Die zentralste Herausforderung überhaupt ergibt sich aus dem beinahe unstillbaren Datenhunger moderner Deep-Learning-Modelle. Je mehr Parameter ein Modell hat, desto grösser ist seine Lernkapazität. Folglich werden mit immer mehr Rechenressourcen immer größere Modelle trainiert zum Preis eines immer weiter ansteigenden Datenbedarfs. Gerade in der Medizin ist das verfügbare Bildmaterial jedoch beschränkt, sei es aufgrund von seltenen Erscheinungen, Datenschutzaspekten, besonders aber aufgrund der mangelnden Verfügbarkeit menschlicher Experten zur Annotation von Trainingsdaten. Somit war es denn auch keine algorithmisch-mathematische Erkenntnis, die den wichtigsten und eingangs bereits erwähnten Durchbruch hinsichtlich Industrialisierbarkeit von Deep-Learning-Modellen ermöglichte, sondern ein brillanter und auf viel Intuition beruhender technischer Kniff. Frühe Schichten in neuronalen Netzen lernen einfache Bildstrukturen, spätere Schichten kombinieren diese zu komplexen Merkmalen und leiten schlussendlich eine Wahrscheinlichkeitsverteilung über mögliche Kategorien daraus ab. Der Kniff besteht nun darin, dass zum Erlernen einfacher Bildstrukturen wie Linien und Kanten gar keine medizinischen Daten benötigt werden. Vielmehr lassen sich diese Modelle auf riesigen, allgemeinen Bilddatenbanken einmalig vortrainieren. Dann werden die Parameter der frühen Schichten eingefroren und nur die späteren Schichten auf einem domänenspezifischen Datensatz nochmals trainiert, wobei durch die damit erreichte Reduktion der Parameter sehr viel weniger Bilder und Rechenleistung benötigt werden.

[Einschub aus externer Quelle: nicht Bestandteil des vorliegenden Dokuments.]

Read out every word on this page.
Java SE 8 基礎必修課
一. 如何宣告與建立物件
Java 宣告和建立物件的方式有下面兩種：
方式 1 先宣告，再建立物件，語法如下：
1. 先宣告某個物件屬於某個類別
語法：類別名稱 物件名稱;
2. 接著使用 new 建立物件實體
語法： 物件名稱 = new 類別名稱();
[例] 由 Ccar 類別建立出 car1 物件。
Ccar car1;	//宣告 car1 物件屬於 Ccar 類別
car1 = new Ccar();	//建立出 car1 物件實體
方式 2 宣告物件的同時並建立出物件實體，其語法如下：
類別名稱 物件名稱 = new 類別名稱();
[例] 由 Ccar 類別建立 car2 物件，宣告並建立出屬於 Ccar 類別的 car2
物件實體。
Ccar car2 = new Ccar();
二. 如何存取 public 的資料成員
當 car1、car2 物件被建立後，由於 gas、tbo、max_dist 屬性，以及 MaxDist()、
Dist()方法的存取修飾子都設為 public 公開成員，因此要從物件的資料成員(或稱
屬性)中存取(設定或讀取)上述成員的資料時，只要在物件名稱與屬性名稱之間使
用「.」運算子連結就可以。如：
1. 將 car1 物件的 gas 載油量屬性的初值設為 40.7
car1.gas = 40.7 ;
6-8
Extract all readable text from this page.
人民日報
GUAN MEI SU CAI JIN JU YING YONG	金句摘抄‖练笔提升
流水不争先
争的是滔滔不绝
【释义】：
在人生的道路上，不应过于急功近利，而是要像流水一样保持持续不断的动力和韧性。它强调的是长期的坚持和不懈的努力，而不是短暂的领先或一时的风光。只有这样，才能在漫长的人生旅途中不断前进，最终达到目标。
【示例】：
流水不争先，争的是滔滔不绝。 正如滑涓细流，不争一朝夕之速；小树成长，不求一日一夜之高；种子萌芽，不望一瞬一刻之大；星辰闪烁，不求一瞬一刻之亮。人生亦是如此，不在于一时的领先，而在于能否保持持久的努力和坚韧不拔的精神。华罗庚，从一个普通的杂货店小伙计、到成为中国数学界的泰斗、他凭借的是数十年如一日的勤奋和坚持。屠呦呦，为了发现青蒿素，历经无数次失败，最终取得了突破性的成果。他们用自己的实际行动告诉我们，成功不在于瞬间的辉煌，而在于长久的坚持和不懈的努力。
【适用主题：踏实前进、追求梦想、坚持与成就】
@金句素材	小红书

Wir bezeichnen dieses Vorgehen als Transfer Learning. Google, Facebook und Co. stellen mittlerweile ganze Bibliotheken von vortrainierten Modellen zur Verfügung, für deren Training die wenigsten Forschungsinstitutionen überhaupt über die nötige Rechenleistung verfügen würden und die wir nun mit wenigen Tagen Aufwand und überschaubaren Datenmengen anwendungsspezifisch anpassen können.